Raisa flushed at her own defensiveness. Sometimes she couldn’t help it, even with Kilkenny. “I’ll have to do a more thorough analysis.”

Those involved graphs and statistics and equations that no one but the nerdiest linguists loved.

“But you have a sense,” Kilkenny said. “It’s okay to be so good at your job you don’t have to go through every step to come up with a general conclusion.”

“Watch me be wrong,” Raisa said, because she was far more comfortable at self-deprecating remarks than she was with accepting compliments. “But yeah. With the voices and styles as different as these, I can pretty confidently say that they were written by two different people.”

“So, what does Lindsey have to do with Isabel?” Kilkenny asked.

“It looks like she was taking inspiration from the way Isabel got away with her crimes, but not much else.” There were a few mentions of Isabel throughout the journals, but it was often just a passing thought. Lindsey had listened to at least one of the podcasts that had detailed the murders that had been Isabel’s ultimate downfall, but Lindsey had also listened to a lot of other popular true crime content.

“But Isabel knew about her,” Kilkenny mused. “And now they’re both dead.”

“Two dead psychopaths,” Raisa murmured.

“Possible,” Kilkenny warned.

“Two dead possible psychopaths,” Raisa amended. “Well, one dead psychopath, one possible. You get what I’m saying. And it’s weird, right?”

“Very,” he said, though neither of them had a chance to speculate further before Kilkenny pulled to a stop in front of the Gig Harbor police station.

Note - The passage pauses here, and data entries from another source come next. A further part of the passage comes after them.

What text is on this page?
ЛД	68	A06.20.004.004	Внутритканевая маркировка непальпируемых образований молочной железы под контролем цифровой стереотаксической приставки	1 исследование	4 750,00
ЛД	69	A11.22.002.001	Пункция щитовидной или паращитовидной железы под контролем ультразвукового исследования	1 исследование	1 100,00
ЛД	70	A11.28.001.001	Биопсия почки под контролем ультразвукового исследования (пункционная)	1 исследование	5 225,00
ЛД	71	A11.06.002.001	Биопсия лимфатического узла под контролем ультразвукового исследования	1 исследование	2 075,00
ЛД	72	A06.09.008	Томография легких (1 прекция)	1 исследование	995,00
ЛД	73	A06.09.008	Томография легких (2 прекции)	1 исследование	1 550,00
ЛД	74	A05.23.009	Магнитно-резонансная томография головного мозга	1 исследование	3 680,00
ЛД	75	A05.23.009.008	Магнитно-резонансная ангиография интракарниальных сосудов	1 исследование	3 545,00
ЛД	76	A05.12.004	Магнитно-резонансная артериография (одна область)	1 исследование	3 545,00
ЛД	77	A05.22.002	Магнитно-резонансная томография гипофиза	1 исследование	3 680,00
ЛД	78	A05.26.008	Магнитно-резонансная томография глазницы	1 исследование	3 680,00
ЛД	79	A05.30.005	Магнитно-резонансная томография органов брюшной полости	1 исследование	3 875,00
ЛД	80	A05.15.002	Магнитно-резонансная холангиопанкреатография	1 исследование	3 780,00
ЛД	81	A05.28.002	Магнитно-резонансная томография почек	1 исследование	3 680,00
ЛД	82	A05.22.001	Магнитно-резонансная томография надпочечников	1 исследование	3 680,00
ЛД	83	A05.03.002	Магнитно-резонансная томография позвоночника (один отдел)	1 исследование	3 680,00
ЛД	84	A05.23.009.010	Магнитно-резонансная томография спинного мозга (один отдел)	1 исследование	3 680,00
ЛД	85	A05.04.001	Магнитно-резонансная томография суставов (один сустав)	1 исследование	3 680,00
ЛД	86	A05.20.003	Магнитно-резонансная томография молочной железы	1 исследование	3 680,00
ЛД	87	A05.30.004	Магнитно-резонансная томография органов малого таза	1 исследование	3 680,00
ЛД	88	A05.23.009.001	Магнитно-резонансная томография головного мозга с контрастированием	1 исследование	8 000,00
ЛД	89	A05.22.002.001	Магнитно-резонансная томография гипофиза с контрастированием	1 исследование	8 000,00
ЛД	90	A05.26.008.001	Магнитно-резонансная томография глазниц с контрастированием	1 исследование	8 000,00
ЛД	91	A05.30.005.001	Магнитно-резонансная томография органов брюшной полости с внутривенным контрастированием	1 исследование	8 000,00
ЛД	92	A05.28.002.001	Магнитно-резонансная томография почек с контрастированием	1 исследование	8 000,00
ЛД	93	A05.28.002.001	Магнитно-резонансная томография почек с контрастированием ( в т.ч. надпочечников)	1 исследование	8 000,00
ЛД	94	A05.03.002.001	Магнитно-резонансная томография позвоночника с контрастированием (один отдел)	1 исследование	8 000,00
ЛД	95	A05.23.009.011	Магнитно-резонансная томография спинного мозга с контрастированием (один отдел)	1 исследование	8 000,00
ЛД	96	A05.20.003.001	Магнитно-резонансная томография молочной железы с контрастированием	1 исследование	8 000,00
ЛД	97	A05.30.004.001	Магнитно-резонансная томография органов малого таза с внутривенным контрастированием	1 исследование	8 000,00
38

They had to flash their badges a couple of times, but eventually they were directed to the lead detective in the department.

Maeve St. Ivany.

St. Ivany had a face that would send photographers into raptures—prominent cheekbones and wide-set eyes that probably looked fantastic in pictures but seemed a bit too much in person. She wore her strawberry-blonde hair in gentle waves, but that was the only soft thing about her. Her shoulders were those of a swimmer, and her mouth had been pressed into a serious, annoyed line for the ten minutes it had taken them to fill her in on everything that had happened since Raisa had opened that envelope.

“You have an unsigned letter,” St. Ivany said, with the same tone she’d probably use on a bunch of flat-earthers if they’d barged into her office.

“Yes, but it’s from Isabel,” Raisa said, trying to keep her own patience.

“You don’t know that for sure.”

“No,” Raisa said slowly. “But I got it when she died.”

“Near the time she died,” St. Ivany corrected, gazing at the wall behind them, her mind clearly working. “It could have been a cruel prank, no?”

“Someone who knew she had died in the middle of the night before the facility even found her body?” Raisa asked, and St. Ivany tipped her head, seeming to acknowledge that scenario was unlikely.

“She was an otherwise healthy woman in her early forties who had been involved in a violent confrontation not even two months earlier,” Raisa continued. If a woman with Isabel’s profile had shown up in a normal emergency room, the medical examiner would’ve been all over the death.

“You’re right, that is suspicious,” St. Ivany agreed, but something about the way she said it rankled.